There is no place in the world and within sports for this kind of harassment and it has now escalated into something extremely serious with the new assault allegations charged against Bauer. Even before the investigation concludes, the MLB should declare Bauer ineligible to play and if found guilty of any charges, should be banned from ever playing baseball again. Additionally, if charged, the Dodgers should immediately release Bauer. This should be a no tolerance policy for all teams and may be a wake-up call for anyone going forward that may even think about abusing another.
Bauer is not alone in this as baseball has seen many of its athletes and staff both charged and suspended for assault and harassment. Braves outfielder Marcell Ozuna was arrested in May 2021 for a domestic violence incident in Atlanta. Pitcher Sam Dyson was suspended for the entire 2021 season after being accused of domestic assault. Former pitcher Roberto Osuna was suspended 75 games in 2018 for his assault charges and was brought back to the league by the Houston Astros in 2019. The charges did end up being dropped against Osuna but the serious nature of the issue remains. Former Mets manager Mickey Callaway was placed on the MLB ineligible list through the 2022 season following a lengthy sexual harassment investigation in which Callaway exhibited lewd behavior to multiple woman employed within the Mets organization. The list keeps going on and on yet despite the penalties dropped by the MLB, players and staff continue to engage in this outrageous behavior at high rates.
Every one of these charges are too serious to be ignored or to just have the MLB put a slap on the wrist with a suspension. The MLB needs to act swiftly and decisively with every accusation that comes forth.
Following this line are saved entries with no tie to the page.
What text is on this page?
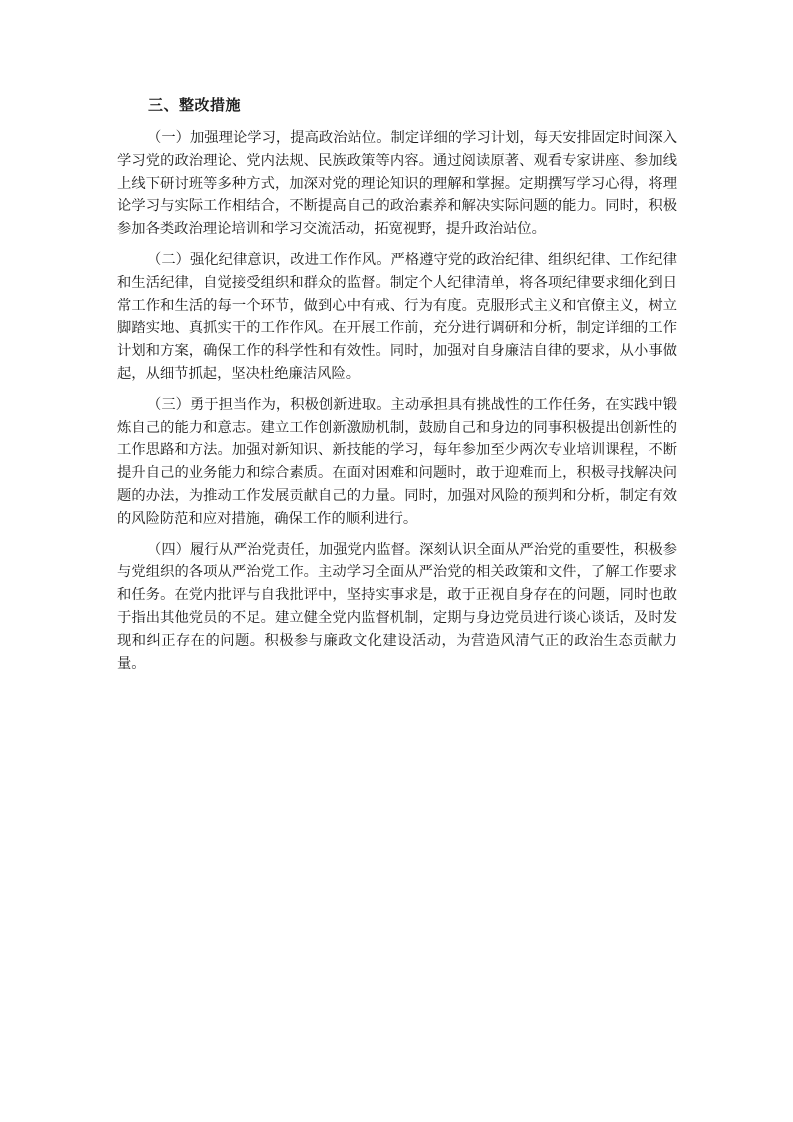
三、整改措施

（一）加强理论学习，提高政治站位。制定详细的学习计划，每天安排固定时间深入学习党的政治理论、党内法规、民族政策等内容。通过阅读原著、观看专家讲座、参加线上线下研讨班等多种方式，加深对党的理论知识的理解和掌握。定期撰写学习心得，将理论学习与实际工作相结合，不断提高自己的政治素养和解决实际问题的能力。同时，积极参加各类政治理论培训和学习交流活动，拓宽视野，提升政治站位。

（二）强化纪律意识，改进工作作风。严格遵守党的政治纪律、组织纪律、工作纪律和生活纪律，自觉接受组织和群众的监督。制定个人纪律清单，将各项纪律要求细化到日常工作和生活的每一个环节，做到心中有戒、行为有度。克服形式主义和官僚主义，树立脚踏实地、真抓实干的工作作风。在开展工作前，充分进行调研和分析，制定详细的工作计划和方案，确保工作的科学性和有效性。同时，加强对自身廉洁自律的要求，从小事做起，从细节抓起，坚决杜绝廉洁风险。

（三）勇于担当作为，积极创新进取。主动承担具有挑战性的工作任务，在实践中锻炼自己的能力和意志。建立工作创新激励机制，鼓励自己和身边的同事积极提出创新性的工作思路和方法。加强对新知识、新技能的学习，每年参加至少两次专业培训课程，不断提升自己的业务能力和综合素质。在面对困难和问题时，敢于迎难而上，积极寻找解决问题的办法，为推动工作发展贡献自己的力量。同时，加强对风险的预判和分析，制定有效的风险防范和应对措施，确保工作的顺利进行。

（四）履行从严治党责任，加强党内监督。深刻认识全面从严治党的重要性，积极参与党组织的各项从严治党工作。主动学习全面从严治党的相关政策和文件，了解工作要求和任务。在党内批评与自我批评中，坚持实事求是，敢于正视自身存在的问题，同时也敢于指出其他党员的不足。建立健全党内监督机制，定期与身边党员进行谈心谈话，及时发现和纠正存在的问题。积极参与廉政文化建设活动，为营造风清气正的政治生态贡献力量。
Often, when there is smoke there is fire and each person being accused has the right to tell their side of the story and let the legal system play out. However, no matter the outcome of the accusations, there are far too many incidents occurring. The MLB needs to look at themselves in a mirror and come up with a plan to attempt to stop this systematic series of abuse. Whether that is sensitivity training for players and staff or a no-nonsense policy for anyone charged, the time for change is now and it is up to the MLB to step up and do what is right.